Home price appreciation continued to slow in January, with prices rising an average of 0.1% compared with December and up 4.4% compared with Jan vary 2018, according to CoreLogic’s home price index.
It was the slowest annual growth rate since August 2012.
Basically, home price appreciation has slowed to a crawl since last April. However, it should be noted that there can be major disparities in home price growth from market to market; the HPI is based on the average cost of a U.S. single-family home.
CoreLogic is forecasting that home price appreciation will continue to decelerate in the months to come. Currently, the firm is forecasting that home prices will decrease 0.9% from January to February. Prices are forecast to increase 3.4% over the next 12 months.
“The spike in mortgage interest rates last fall chilled buyer activity and led to a slowdown in home sales and price growth,” says Frank Nothaft, chief economist for CoreLogic, in a statement. “Fixed-rate mortgage rates have dropped 0.6 percentage points since November 2018 and today are lower than they were a year ago. With interest rates at this level, we expect a solid home-buying season this spring.”

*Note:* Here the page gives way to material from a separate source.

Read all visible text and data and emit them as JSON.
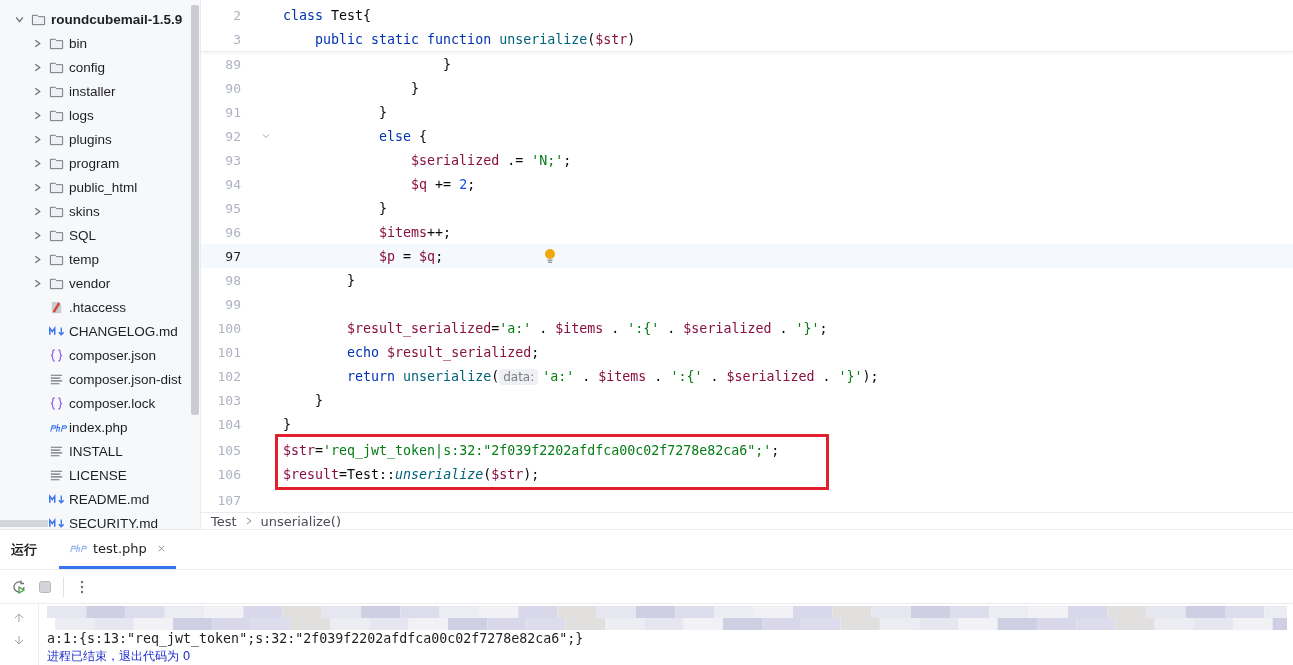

As of January, about 35% of the top 100 largest metropolitan areas had an “overvalued” housing market. About 27% were “undervalued” while 38% were “at value.”
“The slowing growth in home prices was inevitable in many respects as buyers pull back in the face of higher borrowing and ownership costs,” says Frank Martell, president and CEO of CoreLogic. “As we head into 2019, we can expect continued strong employment growth and rising incomes which could support a re-acceleration in home-price appreciation later this year.”